Report Blames U.S., Europe for Crisis in Transatlantic Ties
WASHINGTON — A task force of 26 prominent Americans and Europeans concluded that transatlantic relations are at a dangerously low ebb, and they faulted both sides.
The war in Iraq brought the strains to a crisis point, with France and Germany organizing resistance to U.S. war policy and the Bush administration trying to split the alliance, the task force said in a report released Friday by the private, nonpartisan Council on Foreign Relations.
“They see us as bullies,” Lawrence H. Summers, president of Harvard University and co-chairman of the project, said at a news conference.
Former Secretary of State Henry A. Kissinger, the other co-chairman, said the transatlantic alliance was based on mutual values as well as mutual interests.
The U.S.-European relationship will be relevant in the future but has to be examined to find ways to make it work better, said Kissinger, who described himself as a strong supporter of the Bush administration.

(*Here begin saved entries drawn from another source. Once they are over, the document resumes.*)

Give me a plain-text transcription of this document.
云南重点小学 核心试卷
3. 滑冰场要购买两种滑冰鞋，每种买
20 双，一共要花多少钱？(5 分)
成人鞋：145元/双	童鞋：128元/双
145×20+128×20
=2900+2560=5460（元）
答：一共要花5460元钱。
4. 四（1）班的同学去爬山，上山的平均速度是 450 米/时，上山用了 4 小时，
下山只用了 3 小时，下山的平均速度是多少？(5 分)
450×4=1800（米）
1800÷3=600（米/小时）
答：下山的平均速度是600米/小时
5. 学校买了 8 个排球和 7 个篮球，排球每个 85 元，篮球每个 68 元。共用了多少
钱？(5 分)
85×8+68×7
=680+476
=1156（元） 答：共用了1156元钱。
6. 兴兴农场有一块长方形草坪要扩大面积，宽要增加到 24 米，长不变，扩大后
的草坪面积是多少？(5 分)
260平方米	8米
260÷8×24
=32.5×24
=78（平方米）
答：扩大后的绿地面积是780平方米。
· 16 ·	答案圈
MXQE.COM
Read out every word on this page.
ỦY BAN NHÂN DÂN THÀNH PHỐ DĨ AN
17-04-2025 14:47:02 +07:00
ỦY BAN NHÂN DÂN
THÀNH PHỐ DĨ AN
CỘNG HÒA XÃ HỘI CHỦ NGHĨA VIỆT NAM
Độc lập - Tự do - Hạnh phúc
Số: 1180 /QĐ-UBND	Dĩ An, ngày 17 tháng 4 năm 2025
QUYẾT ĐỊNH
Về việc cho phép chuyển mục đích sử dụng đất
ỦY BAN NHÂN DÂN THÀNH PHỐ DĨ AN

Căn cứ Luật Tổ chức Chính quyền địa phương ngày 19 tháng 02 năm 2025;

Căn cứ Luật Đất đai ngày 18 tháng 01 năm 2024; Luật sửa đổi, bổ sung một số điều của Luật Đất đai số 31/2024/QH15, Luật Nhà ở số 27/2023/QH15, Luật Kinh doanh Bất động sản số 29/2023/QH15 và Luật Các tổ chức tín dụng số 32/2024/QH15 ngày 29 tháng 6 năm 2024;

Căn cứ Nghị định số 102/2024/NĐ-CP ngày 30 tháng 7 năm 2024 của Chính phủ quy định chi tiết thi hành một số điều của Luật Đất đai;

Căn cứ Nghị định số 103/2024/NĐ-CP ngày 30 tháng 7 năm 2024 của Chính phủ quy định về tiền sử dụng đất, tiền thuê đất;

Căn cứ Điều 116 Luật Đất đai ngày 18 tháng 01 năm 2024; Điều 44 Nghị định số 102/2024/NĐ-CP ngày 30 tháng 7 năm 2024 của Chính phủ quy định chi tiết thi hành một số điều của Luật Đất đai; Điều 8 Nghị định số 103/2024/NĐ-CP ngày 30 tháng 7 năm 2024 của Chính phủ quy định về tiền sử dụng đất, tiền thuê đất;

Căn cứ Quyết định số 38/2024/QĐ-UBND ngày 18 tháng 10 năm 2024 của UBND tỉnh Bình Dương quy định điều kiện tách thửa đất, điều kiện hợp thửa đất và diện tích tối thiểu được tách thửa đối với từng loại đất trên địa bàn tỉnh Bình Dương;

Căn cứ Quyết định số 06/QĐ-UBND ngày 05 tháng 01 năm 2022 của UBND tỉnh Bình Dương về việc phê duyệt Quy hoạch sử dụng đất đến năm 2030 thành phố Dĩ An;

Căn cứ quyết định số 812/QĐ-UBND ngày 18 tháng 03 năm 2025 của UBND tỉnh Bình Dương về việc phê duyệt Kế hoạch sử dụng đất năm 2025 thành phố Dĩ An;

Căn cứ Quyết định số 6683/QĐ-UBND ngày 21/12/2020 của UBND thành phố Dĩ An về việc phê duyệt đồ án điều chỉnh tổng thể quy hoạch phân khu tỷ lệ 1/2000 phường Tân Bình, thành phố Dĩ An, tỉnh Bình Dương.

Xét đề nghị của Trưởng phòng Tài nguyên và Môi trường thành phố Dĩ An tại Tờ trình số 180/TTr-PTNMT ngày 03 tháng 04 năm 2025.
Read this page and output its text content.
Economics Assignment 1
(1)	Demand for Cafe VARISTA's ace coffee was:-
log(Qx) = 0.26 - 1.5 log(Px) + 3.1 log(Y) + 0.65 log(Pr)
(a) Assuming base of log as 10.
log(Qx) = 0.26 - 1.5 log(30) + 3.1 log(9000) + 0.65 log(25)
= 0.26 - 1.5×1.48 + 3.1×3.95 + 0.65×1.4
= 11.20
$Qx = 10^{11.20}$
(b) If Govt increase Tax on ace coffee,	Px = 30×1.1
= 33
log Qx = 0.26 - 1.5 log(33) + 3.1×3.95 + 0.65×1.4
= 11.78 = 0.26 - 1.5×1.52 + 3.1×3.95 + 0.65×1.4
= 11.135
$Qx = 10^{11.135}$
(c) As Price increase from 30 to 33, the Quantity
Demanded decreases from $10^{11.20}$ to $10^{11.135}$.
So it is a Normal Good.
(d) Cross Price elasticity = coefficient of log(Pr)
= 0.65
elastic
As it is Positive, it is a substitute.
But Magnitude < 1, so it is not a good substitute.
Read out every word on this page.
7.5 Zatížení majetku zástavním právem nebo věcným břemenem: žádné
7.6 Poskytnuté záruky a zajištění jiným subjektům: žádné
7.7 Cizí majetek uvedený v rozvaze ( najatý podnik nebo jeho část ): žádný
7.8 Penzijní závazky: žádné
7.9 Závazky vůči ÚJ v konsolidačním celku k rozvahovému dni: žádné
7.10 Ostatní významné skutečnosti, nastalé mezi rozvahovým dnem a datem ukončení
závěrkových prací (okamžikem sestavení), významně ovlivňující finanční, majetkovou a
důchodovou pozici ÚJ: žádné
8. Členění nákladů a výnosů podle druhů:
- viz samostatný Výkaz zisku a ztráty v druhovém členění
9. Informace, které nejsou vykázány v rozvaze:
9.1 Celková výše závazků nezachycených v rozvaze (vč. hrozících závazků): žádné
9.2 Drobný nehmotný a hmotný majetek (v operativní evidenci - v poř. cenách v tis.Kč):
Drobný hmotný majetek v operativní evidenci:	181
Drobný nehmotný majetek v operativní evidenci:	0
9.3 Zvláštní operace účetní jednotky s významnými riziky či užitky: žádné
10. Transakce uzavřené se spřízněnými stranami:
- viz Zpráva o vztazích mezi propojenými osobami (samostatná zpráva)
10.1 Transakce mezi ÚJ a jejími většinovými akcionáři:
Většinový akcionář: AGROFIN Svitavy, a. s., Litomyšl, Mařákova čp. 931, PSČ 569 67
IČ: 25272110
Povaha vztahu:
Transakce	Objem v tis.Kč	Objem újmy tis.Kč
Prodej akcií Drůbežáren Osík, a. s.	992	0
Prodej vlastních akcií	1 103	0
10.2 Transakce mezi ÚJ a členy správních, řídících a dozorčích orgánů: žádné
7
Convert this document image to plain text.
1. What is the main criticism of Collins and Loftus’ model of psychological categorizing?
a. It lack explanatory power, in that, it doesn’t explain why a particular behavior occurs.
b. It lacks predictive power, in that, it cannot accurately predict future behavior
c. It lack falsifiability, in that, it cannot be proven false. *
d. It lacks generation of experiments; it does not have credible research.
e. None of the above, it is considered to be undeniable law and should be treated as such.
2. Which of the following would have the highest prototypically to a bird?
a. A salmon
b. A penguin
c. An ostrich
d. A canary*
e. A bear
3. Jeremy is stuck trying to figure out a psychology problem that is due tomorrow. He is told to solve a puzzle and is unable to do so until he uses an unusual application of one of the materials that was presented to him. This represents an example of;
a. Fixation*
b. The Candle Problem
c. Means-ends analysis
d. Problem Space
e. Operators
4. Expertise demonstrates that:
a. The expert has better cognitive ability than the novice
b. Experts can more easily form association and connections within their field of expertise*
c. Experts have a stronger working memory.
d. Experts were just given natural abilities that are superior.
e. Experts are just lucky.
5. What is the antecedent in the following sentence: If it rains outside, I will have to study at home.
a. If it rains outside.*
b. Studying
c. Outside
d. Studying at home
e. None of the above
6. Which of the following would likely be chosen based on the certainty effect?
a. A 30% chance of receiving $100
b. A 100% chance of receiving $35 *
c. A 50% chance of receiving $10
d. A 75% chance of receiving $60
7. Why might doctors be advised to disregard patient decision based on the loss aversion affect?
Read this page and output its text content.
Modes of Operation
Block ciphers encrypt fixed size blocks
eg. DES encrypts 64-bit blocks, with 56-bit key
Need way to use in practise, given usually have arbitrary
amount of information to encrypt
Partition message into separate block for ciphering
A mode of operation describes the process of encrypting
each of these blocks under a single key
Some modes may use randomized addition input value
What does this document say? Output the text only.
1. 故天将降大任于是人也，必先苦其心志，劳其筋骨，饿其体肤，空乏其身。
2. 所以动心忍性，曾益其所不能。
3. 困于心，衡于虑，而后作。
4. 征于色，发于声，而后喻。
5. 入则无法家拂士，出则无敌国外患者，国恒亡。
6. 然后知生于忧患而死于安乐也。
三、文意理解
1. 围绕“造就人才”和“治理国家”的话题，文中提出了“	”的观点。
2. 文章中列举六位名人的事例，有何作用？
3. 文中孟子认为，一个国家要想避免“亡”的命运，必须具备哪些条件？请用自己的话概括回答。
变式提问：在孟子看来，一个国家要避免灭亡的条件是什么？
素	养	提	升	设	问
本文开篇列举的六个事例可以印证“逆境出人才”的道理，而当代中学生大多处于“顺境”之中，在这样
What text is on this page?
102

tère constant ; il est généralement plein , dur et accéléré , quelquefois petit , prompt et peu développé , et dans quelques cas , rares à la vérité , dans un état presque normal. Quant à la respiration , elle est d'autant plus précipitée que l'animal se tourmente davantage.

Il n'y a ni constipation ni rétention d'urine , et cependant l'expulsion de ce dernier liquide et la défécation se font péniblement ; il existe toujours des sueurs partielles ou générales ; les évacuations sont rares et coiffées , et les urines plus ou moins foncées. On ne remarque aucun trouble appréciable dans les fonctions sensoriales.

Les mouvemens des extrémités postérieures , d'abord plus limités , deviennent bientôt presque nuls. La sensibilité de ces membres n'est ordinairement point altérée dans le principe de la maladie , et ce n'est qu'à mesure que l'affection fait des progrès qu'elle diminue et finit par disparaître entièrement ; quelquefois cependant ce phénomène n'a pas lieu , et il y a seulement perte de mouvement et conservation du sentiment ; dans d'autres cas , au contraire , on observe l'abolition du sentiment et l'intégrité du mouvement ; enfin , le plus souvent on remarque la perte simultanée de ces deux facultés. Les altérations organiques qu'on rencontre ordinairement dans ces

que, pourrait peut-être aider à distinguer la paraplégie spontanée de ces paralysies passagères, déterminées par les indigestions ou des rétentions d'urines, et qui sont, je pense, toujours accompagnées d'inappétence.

Many Europeans assumed malign intent on the part of the administration, and “the conviction that the United States is a hyperpower to be contained has become fashionable in Europe,” the report said.
The Bush administration, trying to avoid limitations on its actions, spurned offers of help in retaliating against the Al Qaeda network and its Taliban hosts in Afghanistan, the report said.
Many North Atlantic Treaty Organization allies, meanwhile, complained of U.S. unilateralism and questioned the Bush administration’s insistence that the security of all nations was at risk.
These divisions carried over to the war in Iraq, pushing transatlantic relations to the crisis point, the report said.